大阪府警は2026年3月、投資詐欺グループに代わって犯罪収益を資金洗浄したとして、男3人を組織犯罪処罰法違反の疑いで逮捕しました。3人は6都県の10人から集めた約1,400万円をステーブルコインなどに換え、資金の出所を隠した疑いが持たれています。
個人間で暗号資産(仮想通貨)を売買する「相対屋」として動いていたとされ、十数億円規模の資金洗浄に関与した疑いも浮上しています。
相対取引が資金の流れを見えにくくする
今回の事件では、取引所を通さない個人間取引が使われた点が特徴です。
3人は、投資詐欺で得た資金を受け取り、価格が法定通貨に連動するステーブルコインなどへ交換することで、資金の流れを見えにくくした疑いがあります。取引所を介す売買であれば、本人確認や取引記録が捜査の手がかりになりやすい一方、相対取引は当事者間で完結しやすく、追跡の難度が上がります。
ステーブルコインは、ブロックチェーン上で管理されるデジタル資産です。ビットコインのように価格変動が大きい資産と比べて価値が安定しやすく、送金も速いです。この性質は決済や送金の利便性を高める半面、犯罪収益を短時間で移し替える手段としても使われやすい構造を持ちます。

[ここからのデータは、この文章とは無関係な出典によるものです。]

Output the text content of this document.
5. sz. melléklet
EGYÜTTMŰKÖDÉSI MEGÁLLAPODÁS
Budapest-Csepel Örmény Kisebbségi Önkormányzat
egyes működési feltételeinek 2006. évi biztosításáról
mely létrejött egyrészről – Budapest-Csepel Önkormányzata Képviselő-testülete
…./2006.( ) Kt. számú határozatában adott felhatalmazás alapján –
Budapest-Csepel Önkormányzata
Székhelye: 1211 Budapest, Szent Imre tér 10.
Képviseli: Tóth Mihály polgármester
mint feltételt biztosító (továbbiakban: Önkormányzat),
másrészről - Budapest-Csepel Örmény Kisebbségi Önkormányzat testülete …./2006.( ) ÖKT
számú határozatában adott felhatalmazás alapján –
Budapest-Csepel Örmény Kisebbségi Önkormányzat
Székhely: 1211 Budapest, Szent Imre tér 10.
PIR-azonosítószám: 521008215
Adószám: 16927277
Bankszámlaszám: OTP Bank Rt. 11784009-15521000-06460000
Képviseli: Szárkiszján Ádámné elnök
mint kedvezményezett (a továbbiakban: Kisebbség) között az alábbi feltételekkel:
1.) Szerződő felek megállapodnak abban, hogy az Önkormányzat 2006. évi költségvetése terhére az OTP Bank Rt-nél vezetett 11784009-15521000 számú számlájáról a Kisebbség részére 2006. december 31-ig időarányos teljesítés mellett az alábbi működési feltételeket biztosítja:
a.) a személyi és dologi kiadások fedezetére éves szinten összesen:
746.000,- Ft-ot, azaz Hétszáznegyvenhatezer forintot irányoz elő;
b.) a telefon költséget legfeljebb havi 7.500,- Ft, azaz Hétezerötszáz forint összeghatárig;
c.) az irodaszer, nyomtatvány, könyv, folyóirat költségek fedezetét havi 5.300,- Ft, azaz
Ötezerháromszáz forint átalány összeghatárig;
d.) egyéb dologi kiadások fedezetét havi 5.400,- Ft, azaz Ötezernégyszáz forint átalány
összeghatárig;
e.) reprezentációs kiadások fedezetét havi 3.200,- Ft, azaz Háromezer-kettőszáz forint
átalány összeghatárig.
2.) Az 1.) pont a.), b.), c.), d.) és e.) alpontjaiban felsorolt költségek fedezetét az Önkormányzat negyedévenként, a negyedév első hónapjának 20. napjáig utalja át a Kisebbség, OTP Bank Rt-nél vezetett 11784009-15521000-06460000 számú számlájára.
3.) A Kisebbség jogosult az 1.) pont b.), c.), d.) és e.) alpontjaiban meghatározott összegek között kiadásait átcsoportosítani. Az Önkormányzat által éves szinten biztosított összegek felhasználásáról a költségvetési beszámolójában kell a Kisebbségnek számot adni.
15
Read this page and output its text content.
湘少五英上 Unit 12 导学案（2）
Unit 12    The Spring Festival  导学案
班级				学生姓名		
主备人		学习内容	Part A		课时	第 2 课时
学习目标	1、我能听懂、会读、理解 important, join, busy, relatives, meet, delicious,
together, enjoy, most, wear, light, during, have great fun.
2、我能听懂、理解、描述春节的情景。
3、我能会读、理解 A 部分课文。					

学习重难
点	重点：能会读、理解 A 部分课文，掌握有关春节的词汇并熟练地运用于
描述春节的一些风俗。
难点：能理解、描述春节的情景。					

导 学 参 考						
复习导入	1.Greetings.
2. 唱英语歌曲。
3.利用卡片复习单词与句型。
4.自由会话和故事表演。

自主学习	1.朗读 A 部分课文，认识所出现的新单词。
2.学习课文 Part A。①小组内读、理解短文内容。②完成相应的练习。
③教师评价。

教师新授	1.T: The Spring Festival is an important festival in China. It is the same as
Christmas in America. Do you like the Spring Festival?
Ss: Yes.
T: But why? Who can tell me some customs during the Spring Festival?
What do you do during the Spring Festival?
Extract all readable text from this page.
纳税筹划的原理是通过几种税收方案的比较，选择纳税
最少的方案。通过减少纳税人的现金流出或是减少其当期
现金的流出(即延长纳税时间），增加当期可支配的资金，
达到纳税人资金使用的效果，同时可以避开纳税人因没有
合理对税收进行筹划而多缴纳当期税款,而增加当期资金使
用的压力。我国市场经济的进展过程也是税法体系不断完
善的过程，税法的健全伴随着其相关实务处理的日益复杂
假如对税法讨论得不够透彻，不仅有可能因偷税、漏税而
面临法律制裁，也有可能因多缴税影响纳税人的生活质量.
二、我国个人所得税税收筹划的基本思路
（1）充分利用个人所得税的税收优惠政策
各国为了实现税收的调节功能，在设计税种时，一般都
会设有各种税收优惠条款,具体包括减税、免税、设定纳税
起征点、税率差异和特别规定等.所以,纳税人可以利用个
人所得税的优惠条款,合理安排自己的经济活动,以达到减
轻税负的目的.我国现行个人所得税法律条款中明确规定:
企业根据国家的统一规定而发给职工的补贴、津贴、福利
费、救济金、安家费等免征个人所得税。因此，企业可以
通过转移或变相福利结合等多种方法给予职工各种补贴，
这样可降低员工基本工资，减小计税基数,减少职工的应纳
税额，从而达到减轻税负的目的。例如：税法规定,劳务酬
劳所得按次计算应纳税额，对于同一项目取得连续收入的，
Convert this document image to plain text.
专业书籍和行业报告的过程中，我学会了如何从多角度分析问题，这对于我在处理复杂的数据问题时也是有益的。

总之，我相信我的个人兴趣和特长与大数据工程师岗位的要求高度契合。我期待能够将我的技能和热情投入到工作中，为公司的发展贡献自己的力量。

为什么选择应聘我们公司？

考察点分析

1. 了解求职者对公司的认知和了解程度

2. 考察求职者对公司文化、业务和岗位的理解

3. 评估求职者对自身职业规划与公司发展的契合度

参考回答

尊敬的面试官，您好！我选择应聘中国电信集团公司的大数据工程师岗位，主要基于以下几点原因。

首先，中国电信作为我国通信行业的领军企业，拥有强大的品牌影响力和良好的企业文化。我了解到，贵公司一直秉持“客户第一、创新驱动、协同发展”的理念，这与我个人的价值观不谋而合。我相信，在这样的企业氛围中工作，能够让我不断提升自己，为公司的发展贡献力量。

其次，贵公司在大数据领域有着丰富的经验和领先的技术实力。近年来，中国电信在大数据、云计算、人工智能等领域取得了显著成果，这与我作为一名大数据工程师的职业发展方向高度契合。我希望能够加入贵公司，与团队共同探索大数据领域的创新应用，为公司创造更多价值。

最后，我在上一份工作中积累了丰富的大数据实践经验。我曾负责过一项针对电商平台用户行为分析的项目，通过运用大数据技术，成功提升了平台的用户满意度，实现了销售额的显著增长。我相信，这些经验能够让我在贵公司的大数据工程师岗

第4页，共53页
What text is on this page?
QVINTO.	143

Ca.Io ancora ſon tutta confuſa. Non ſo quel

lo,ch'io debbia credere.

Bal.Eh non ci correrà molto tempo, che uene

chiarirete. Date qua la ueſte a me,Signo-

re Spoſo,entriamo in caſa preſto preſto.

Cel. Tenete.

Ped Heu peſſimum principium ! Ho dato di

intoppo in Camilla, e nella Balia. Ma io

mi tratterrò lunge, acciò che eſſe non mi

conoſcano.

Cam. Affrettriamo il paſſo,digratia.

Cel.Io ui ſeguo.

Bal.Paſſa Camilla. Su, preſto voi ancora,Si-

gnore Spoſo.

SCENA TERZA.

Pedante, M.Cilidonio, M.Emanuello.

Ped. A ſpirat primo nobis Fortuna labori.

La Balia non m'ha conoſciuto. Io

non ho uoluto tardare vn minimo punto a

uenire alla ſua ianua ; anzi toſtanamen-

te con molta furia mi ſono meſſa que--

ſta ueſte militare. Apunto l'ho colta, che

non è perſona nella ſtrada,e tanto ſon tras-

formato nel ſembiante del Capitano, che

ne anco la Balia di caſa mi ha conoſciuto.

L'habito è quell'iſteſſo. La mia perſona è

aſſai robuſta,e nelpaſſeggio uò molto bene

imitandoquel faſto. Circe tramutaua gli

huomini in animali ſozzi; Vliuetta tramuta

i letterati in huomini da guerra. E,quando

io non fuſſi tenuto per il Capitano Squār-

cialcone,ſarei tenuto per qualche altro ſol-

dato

京都大学の岩下直行名誉教授は、「一度犯罪に使われると、捜査が非常に困難になる」と指摘しています。資金の移動自体はブロックチェーン上に記録されても、取引の前後で誰が現金を渡し、誰が受け取ったのかが分断されると、実体の解明は一気に難しくなります。
今回のように詐欺収益の交換先としてステーブルコインが使われれば、利便性の高さがそのまま匿名的な資金移動の補助線になりかねません。国内で実用化が広がるほど、発行体や交換業者、関連サービスにどこまで本人確認や取引監視を組み込めるかが、制度運用の重みを増していることを示した事件といえます。